Per quanto riguarda la privacy riteniamo sia assolutamente un'altra cosa mentre dai commenti si tende a confonderla con l'anonimato o lo pseudoanonimato. Se comunico con un nikname preservo la mia privacy ma non sono anonimo (letteralmente senza nome), diciamo che mi presento alla comunità con un nome digitale per il pubblico ma che, in caso di reato, chi è autorizzato dalla legge può collegare alla mia persona, quindi sfatiamo una volta per tutte la favola dell'anonimato in rete come in questi commenti viene inteso, se volete veramente essere anonimi usate una darknet e solo allora avete qualche buona possibilità di essere anonimi, se sarete accorti.

Fatta chiarezza fra anonimato e privacy, raffrontiamo i termini anonimato e libertà.
Come ho sostenuto nel mio articolo, l'uno è per molti versi la negazione dell'altro. Ammettiamo anche che io voglia rimanere anonimo per "sfizio", ora posso sostenere una tesi qualsiasi ma se veramente ci credo sarò costretto a fornire riferimenti, dovrò confutare le negazioni della mia tesi al punto che, prima o poi, dovrò espormi in prima persona, dovrò palesarmi non fosse altro che per affrontare sul piano reale il mio interlocutore, per dare il massimo che mi è possibile di credibilità a quanto sostengo... a meno che io non tema ritorsioni, se è questo che temo non sono più libero, nella discussione c'è una coercizione nei miei confronti.

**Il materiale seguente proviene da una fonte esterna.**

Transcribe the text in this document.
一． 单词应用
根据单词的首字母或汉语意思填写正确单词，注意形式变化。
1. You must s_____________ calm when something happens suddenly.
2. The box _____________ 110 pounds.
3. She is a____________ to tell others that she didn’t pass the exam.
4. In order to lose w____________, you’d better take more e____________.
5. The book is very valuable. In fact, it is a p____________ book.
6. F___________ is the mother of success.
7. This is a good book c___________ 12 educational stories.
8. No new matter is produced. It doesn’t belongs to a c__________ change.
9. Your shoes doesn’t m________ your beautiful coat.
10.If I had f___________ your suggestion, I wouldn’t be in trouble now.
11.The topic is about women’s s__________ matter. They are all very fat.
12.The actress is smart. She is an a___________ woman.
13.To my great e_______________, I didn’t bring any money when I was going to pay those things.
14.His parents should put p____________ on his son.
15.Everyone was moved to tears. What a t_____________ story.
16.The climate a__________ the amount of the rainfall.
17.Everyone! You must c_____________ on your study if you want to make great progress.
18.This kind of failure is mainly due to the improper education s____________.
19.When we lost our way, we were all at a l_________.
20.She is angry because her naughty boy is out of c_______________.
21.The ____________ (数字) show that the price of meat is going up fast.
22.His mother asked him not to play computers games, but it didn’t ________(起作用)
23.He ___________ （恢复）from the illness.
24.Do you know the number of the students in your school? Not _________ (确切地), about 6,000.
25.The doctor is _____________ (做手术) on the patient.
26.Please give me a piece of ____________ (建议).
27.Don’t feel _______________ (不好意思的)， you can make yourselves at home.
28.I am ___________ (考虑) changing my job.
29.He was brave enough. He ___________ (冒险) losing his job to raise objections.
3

Spesso i thread in rete, quando s'infiammano, finiscono con le offese che riferite ad un nickname rimangono superficiali e prive di conseguenze reali e questo grazie alla privacy che il nickname consente.

Concludendo, l'anonimato serve solo quando non c'è libertà, diversamente è uno capriccio. Mi è stato fatto osservare che nelle moderne democrazie il voto è segreto, segreto non anonimo e comunque è sempre per paura di ritorsioni, di costrizioni, di coercizioni non per libertà, se fossimo veramente liberi potremmo palesare apertamente il voto e chiedere conto agli eletti se lo tradiscono. Con i tempi che corrono è il male minore secretare il voto ma non è il massimo della libertà, non viene tenuto scollegato dalla persona dell'elettore per libertà ma per paura di compravendite, ritorsioni, imbrogli ecc. ecc.

Se tutto questo fosse stato chiaro sarei anche riuscito a spiegare che chiedere a Wikipedia di prevenire possibili equivoci non è una richiesta di restringimento della libertà ma anzi si chiede di rendere alcune aree, sottolineo alcune aree sensibili più libere da possibili reati, se questo richiede una verifica preventiva è solo perché al momento tecnicamente ci sono poche alternative facilmente praticabili.

Un commentatore ha paragonato Wikipedia a Pasquino e Pasquinate, non credo sia l'aspirazione dei gestori della più grande enciclopedia on line, Wikipedia non vuole, non può e non deve essere un "muro su cui scrivere pasquinate". Esiste (almeno) una piattaforma nata apposta per fungere da Pasquino ed è WikiLeaks. WikiLeaks va difeso ma, soprattutto, la sua piattaforma tecnica va sostituita con qualcosa di simile a quella usata dal Piano R* di A/I o da Freenet, poiché un semplice "tweak" ai DNS è inutile.

Qualcosa di simile a Pasquino, ma comunque rispettoso della legge può esserlo un blog tenendo presente che anche quello non è esattamente anonimo ed esente da responsabilità almeno per chi lo gestisce, tant'è che esistono i moderatori e la policy e anche qui devo sottolineare che ci siamo battuti perché i blog non debbano sottostare alle stesse leggi della stampa e dell'editoria come è stato tentato di fare.
Sosteniamo nei confronti dei "politici" che se vogliono evitare di spingere gli internauti verso il vero anonimato e le darknet devono considerare i blog più come libera espressione individuale nell'ambito dell'articolo 21 della nostra Costituzione piuttosto che denuncia a mezzo stampa.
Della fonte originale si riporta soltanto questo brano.